18, Nov 2021
Aromatic Seasoned Windbreak Leaf with Doenjang





Aromatic Seasoned Windbreak Leaf with Doenjang

Spring Delicacy: Doenjang-Seasoned Windbreak Leaf Recipe for Detoxifying Fine Dust and Supporting Respiratory Health

Aromatic Seasoned Windbreak Leaf with Doenjang

Named ‘Bangpum’ (meaning to prevent wind), this herb was historically used as medicine. This fragrant spring green not only helps cleanse the body of yellow dust and fine dust and detoxify heavy metals but is also known to be excellent for alleviating respiratory issues like rhinitis and asthma. Rich in potassium, abundant minerals such as calcium, phosphorus, and iron, as well as Vitamin B complex and beta-carotene, it’s also effective in relieving symptoms of colds, headaches, sweating, and phlegm. (Source: Naver Encyclopedia). Try making this fragrant and savory doenjang-seasoned dish with the freshest, most tender windbreak leaves of the season! #WindbreakLeafBenefits

Recipe Info

  • Category : Side dish
  • Ingredient Category : Vegetables
  • Occasion : Everyday
  • Cooking : Seasoned mix
  • Servings : 4 servings
  • Cooking Time : Within 10 minutes
  • Difficulty : Anyone

Main Ingredients

  • 200g blanched Windbreak Leaf (Bangpum)
  • 0.5 Tbsp coarse salt (for blanching)

Seasoning Ingredients

  • 1.5 Tbsp Doenjang (Korean fermented soybean paste)
  • 1 Tbsp Plum Extract (optional, can be omitted)
  • 0.5 Tbsp minced garlic
  • 2 Tbsp finely chopped green onion
  • 1 Tbsp toasted sesame seeds
  • 1 Tbsp sesame oil

Cooking Instructions

Step 1

Windbreak leaf has a warming property, making it a good pairing with seafood like fish and shellfish.
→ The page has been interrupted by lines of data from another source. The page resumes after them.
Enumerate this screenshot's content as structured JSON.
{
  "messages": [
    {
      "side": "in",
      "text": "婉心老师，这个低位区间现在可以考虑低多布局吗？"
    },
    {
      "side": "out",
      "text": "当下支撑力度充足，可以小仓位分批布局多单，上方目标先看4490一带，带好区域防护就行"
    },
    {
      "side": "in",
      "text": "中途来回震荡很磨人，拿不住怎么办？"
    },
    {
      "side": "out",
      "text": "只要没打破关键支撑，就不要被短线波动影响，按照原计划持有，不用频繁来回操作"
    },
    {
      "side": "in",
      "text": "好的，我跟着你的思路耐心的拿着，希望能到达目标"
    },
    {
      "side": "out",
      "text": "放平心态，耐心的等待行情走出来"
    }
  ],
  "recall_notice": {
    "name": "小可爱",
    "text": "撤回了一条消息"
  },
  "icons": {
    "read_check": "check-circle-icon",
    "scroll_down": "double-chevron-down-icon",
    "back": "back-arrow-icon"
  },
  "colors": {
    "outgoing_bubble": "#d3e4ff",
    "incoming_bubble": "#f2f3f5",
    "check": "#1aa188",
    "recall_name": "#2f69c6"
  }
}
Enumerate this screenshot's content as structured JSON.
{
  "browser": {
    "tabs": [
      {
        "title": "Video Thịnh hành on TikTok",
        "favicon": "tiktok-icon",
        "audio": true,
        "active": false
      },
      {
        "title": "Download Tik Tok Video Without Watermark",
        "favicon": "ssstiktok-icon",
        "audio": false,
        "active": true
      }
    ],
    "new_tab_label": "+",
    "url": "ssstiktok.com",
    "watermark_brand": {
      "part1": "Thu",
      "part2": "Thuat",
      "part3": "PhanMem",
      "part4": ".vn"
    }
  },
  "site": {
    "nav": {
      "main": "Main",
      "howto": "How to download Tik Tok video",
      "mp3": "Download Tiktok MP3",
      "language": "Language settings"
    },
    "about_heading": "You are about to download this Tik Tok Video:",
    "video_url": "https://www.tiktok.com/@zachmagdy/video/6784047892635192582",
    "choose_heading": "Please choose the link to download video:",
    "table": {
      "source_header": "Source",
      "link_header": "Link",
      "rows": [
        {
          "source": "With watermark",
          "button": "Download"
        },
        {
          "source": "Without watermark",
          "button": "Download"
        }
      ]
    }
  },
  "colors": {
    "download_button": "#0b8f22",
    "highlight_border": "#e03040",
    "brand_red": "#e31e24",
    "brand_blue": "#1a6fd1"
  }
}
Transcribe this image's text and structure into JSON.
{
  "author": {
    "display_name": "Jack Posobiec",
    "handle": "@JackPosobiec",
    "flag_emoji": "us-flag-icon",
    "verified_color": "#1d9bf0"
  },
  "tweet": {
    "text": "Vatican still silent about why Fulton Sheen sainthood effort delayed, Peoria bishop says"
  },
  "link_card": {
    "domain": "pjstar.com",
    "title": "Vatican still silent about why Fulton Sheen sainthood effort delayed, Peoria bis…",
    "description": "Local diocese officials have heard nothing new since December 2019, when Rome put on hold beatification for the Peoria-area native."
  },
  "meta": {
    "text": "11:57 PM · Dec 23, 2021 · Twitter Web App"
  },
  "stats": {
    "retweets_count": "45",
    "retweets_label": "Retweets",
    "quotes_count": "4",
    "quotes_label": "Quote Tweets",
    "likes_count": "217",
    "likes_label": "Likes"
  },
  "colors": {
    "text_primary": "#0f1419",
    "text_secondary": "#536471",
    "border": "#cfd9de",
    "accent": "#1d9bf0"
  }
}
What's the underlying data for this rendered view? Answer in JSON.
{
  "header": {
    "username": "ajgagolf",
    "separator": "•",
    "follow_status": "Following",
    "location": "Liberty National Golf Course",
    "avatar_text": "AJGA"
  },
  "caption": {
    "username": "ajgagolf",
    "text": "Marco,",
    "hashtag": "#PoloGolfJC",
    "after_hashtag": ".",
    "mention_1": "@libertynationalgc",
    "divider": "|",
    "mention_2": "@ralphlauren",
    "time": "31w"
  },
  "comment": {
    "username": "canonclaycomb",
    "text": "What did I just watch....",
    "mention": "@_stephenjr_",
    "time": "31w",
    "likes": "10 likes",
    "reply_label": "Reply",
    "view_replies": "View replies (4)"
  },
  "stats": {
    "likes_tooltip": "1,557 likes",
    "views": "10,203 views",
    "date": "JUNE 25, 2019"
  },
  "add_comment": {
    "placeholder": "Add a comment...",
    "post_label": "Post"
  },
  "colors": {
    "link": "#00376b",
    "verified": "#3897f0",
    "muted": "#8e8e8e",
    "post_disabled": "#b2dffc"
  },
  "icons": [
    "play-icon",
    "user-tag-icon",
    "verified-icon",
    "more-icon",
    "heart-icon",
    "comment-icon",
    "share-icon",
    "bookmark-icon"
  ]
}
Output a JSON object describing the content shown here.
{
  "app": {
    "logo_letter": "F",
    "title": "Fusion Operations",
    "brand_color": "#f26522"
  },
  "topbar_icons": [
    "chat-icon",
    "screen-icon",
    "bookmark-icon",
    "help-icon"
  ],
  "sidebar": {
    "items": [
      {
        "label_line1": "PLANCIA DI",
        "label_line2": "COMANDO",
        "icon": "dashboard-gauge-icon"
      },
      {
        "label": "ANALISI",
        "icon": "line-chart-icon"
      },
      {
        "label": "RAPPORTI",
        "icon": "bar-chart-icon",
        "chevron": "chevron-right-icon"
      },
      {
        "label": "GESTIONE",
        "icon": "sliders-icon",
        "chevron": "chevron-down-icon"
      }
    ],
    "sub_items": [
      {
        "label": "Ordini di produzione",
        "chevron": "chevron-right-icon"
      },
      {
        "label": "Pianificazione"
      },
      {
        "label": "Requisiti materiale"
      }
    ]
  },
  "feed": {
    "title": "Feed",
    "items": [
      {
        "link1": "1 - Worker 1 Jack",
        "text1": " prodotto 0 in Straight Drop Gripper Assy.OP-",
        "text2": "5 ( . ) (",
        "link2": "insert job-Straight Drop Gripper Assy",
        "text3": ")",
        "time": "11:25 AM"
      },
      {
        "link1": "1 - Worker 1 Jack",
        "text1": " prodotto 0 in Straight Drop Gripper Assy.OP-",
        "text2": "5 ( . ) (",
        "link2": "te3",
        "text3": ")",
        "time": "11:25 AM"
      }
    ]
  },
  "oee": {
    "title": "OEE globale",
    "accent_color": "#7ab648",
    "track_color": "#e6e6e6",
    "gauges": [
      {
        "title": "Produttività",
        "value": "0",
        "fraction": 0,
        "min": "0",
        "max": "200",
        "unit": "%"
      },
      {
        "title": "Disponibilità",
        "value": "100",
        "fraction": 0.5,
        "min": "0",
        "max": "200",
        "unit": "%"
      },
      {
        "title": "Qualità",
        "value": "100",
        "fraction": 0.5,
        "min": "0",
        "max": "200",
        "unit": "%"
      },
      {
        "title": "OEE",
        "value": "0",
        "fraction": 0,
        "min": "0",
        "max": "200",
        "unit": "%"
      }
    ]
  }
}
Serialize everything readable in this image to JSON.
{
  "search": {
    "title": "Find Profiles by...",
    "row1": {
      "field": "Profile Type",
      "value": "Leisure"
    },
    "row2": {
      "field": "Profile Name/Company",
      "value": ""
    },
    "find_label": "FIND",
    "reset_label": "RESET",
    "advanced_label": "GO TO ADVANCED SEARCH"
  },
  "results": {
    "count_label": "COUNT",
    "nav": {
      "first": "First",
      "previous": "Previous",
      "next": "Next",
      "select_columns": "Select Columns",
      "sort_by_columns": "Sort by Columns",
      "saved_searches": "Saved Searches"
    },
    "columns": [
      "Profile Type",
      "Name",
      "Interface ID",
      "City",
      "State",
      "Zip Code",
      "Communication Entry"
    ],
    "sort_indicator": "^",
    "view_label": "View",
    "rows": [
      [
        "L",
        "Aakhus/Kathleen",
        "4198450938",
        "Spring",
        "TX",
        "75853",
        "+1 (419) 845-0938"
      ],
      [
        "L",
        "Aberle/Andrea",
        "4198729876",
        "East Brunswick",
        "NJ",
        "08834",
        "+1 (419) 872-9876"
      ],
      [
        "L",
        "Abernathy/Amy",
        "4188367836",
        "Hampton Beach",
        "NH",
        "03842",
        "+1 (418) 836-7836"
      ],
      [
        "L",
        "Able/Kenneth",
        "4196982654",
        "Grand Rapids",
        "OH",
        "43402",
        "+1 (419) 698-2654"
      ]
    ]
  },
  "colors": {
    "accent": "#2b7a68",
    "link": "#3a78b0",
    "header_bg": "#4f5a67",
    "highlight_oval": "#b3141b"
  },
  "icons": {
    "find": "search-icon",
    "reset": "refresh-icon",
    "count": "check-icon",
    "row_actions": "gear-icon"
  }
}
When selecting windbreak leaves, look for ones with fresh leaves, not overly long stems, and a pleasant aroma.

Step 1

Step 2

This is the perfect time to enjoy windbreak leaves as they are tender and soft when blanched. After enjoying them as a side dish, you might want to buy more next time to make a crunchy jangajji (pickled vegetable dish) – it’s a real rice thief!

Step 2

Step 3

First, rinse the windbreak leaves thoroughly under running water multiple times to remove any dirt or debris.

Step 3

Step 4

Bring a pot of water to a rolling boil, then add 0.5 Tbsp of coarse salt. Add the rinsed windbreak leaves and stir once. Blanch them for about 30 seconds to 1 minute, just until the stems feel slightly tender. Be careful not to over-blanch, or they will become mushy. Immediately rinse the blanched leaves under cold running water to cool them down.

Step 4

Step 5

In a bowl, combine 1.5 Tbsp of doenjang and 1 Tbsp of plum extract. If you don’t have plum extract, you can omit the sweetness or adjust it with other sweeteners like corn syrup.

Step 5

Step 6

Add 0.5 Tbsp minced garlic, 2 Tbsp finely chopped green onion, 1 Tbsp toasted sesame seeds, and 1 Tbsp sesame oil to the bowl. Mix all the seasoning ingredients well.

Step 6

Step 7

When squeezing the water out of blanched greens, squeezing too hard can make them dry and tough, while not squeezing enough can make the dish watery and bland. Gently press the leaves with both hands to squeeze out excess water, leaving them slightly moist – this is the secret to a delicious seasoned vegetable dish! Add the blanched windbreak leaves to the seasoned mixture, gently fluff them, and mix them well with your hands until evenly coated.

Step 7

Step 8

Transfer the completed seasoned windbreak leaf dish to a nice serving plate. Sprinkle some toasted sesame seeds on top for a final touch. Your fragrant and delicious #DoenjangSeasonedWindbreakLeaf #WindbreakLeafSalad is ready!

Step 8

Step 9

The unique, subtly bitter taste of windbreak leaves is a great appetite stimulant. While it’s delicious with doenjang alone, you can also mix doenjang with gochujang (Korean chili paste) for a different flavor. It’s also fantastic when lightly blanched, mixed with rice in a large bowl, and seasoned with gochujang and sesame oil for a bibimbap-style dish. These #SpringGreens #SpringVegetableDish #SpringGreenSalad #WindbreakLeaf are truly rice thieves!